Katie Paterson vit et travaille à Londres (Grande-Bretagne).
Elle est représentée par les galeries Haunch of Venison à Londres (Grande-Bretagne) et James Cohan à New York (USA).

Démarche artistique
La pratique artistique de Katie Paterson est pluridisciplinaire. Depuis sa formation, ses recherches l’ont amenée à obtenir une bourse pour des études d’astronomie ou à étudier la géologie terrestre. Impliquant de longues périodes de conception et de production, ses projets la conduisent à entreprendre des voyages dans des zones éloignées de toute population, comme les pôles terrestres et les forêts vierges. Ses œuvres, de nature assez conceptuelle, proposent d’établir un lien entre la découverte scientifique et l’émerveillement poétique du monde. Pour des œuvres comme Vatnajökull (the sound of), 2007, Katie Paterson envoie les sons de la fonte d’un glacier islandais, en direct, par l’intermédiaire de son téléphone portable, aux visiteurs qui entrent en contact avec elle depuis sa galerie et divers points de la planète. All the Dead Stars (2009) recense et propose une cartographie de l’ensemble des étoiles mortes de l’Univers qui ont été enre­gistrées et observées depuis les origines de l’humanité. Cette œuvre fait écho à History of Darkness (2010-11), une archive en dia­positives de l’obscurité via différents motifs à travers les temps.
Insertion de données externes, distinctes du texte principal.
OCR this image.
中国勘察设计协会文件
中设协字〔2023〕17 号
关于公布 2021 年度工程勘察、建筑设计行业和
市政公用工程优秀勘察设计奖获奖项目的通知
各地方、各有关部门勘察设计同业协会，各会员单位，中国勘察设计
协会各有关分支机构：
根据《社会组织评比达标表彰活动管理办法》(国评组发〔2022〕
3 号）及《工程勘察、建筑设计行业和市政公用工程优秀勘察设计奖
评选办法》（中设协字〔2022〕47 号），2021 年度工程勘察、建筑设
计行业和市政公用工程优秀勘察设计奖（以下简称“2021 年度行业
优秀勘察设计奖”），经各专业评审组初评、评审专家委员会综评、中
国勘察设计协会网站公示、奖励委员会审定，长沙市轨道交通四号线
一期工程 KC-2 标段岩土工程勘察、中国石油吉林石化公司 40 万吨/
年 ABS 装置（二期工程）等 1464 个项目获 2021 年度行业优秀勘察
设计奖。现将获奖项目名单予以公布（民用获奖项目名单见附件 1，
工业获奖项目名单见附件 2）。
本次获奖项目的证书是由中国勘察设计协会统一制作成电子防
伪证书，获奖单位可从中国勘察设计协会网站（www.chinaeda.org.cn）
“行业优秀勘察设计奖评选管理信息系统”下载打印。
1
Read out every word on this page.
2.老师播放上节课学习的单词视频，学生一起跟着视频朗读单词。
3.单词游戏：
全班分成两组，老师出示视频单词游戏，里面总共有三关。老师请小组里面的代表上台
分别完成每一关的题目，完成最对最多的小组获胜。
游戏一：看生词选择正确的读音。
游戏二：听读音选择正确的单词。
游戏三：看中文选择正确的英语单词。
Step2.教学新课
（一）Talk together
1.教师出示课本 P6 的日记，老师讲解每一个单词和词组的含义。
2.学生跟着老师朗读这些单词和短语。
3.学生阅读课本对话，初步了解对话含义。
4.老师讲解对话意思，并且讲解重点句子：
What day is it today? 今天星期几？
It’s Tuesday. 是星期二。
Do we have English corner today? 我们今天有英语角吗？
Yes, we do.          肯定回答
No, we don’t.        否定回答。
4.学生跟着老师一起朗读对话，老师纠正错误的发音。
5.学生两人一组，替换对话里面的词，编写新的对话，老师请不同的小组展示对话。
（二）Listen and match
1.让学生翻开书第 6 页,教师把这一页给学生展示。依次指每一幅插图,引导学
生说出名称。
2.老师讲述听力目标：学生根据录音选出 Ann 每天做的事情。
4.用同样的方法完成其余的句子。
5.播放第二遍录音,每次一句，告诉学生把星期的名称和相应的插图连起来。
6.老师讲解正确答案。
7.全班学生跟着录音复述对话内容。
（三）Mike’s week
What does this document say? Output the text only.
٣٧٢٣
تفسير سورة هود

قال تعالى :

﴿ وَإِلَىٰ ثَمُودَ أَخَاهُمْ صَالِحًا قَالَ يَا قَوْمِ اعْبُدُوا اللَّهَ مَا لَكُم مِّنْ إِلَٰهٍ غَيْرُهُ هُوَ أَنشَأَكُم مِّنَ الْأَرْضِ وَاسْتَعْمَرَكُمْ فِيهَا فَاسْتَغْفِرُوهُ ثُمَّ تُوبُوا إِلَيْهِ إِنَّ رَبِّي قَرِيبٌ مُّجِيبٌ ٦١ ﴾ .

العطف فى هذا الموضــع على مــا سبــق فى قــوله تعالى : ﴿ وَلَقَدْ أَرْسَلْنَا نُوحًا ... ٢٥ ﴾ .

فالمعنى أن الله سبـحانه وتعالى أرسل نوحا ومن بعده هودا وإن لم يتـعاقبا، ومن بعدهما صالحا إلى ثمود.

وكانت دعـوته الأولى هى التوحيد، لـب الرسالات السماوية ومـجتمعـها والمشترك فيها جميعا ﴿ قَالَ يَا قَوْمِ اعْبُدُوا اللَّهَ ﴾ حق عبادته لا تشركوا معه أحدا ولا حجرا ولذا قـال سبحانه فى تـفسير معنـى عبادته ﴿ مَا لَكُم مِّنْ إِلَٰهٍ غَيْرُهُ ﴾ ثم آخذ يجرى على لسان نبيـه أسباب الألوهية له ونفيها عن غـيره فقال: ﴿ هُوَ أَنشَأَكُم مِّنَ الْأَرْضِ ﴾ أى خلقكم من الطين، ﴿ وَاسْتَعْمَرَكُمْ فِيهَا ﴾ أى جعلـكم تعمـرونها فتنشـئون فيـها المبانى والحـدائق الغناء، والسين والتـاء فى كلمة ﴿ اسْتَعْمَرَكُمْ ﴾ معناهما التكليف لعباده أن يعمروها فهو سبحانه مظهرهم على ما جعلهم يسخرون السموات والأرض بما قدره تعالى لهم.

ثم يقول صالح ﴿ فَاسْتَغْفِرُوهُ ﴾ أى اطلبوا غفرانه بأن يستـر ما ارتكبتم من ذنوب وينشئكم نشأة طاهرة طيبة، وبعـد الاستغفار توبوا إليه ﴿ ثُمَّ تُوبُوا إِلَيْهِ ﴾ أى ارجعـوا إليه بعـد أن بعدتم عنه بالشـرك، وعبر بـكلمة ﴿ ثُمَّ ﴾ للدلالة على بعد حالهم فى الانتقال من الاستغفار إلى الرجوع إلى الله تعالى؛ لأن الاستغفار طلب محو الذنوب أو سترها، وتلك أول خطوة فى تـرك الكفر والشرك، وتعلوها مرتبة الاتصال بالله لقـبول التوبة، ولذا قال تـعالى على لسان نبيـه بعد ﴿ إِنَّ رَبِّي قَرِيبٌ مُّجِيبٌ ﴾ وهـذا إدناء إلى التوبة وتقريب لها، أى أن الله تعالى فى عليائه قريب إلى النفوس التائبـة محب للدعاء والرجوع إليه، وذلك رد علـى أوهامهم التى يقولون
Créant un pont entre le poids d’une histoire de la Terre ancienne de millions d’années et celle, toute fugitive, de l’être humain, sa démarche, nourrie d’une soif de connaissance scientifique, conduit à concevoir la finitude des choses et impose la nécessité de penser à un avenir commun.

Earth-Moon-Earth (Moonlight Sonata reflected From the Surface of the Moon), 2010
L’installation Earth-Moon-Earth (Moonlight Sonata reflected From the Surface of the Moon) repose sur un jeu subtil de mise en circulation et diffusion d’informations. La Sonate au clair de Lune de Ludwig van Beethoven, œuvre romantique par excel­lence, a tout d’abord été cryptée sous la forme d’un signal qui a transité par la Lune, avant d’être récupéré sur Terre et décrypté pour donner forme à une nouvelle partition. Son interprétation est livrée à un piano mé­canique présenté dans l’espace d’exposition. Dans le mouvement d’aller-retour entre la Lune et la Terre, certaines données de l’enregistrement se sont perdues, à cause des ombres du satellite naturel et la profondeur de ses cratères. Toutes ces modifications ont généré une version de la partition subtilement décalée. La fragilisation musicale qu’induit la série d’imperfections créées invite à une rêverie à la fois sombre et fami­lière, engageant dans nos esprits une forme de déséquilibre.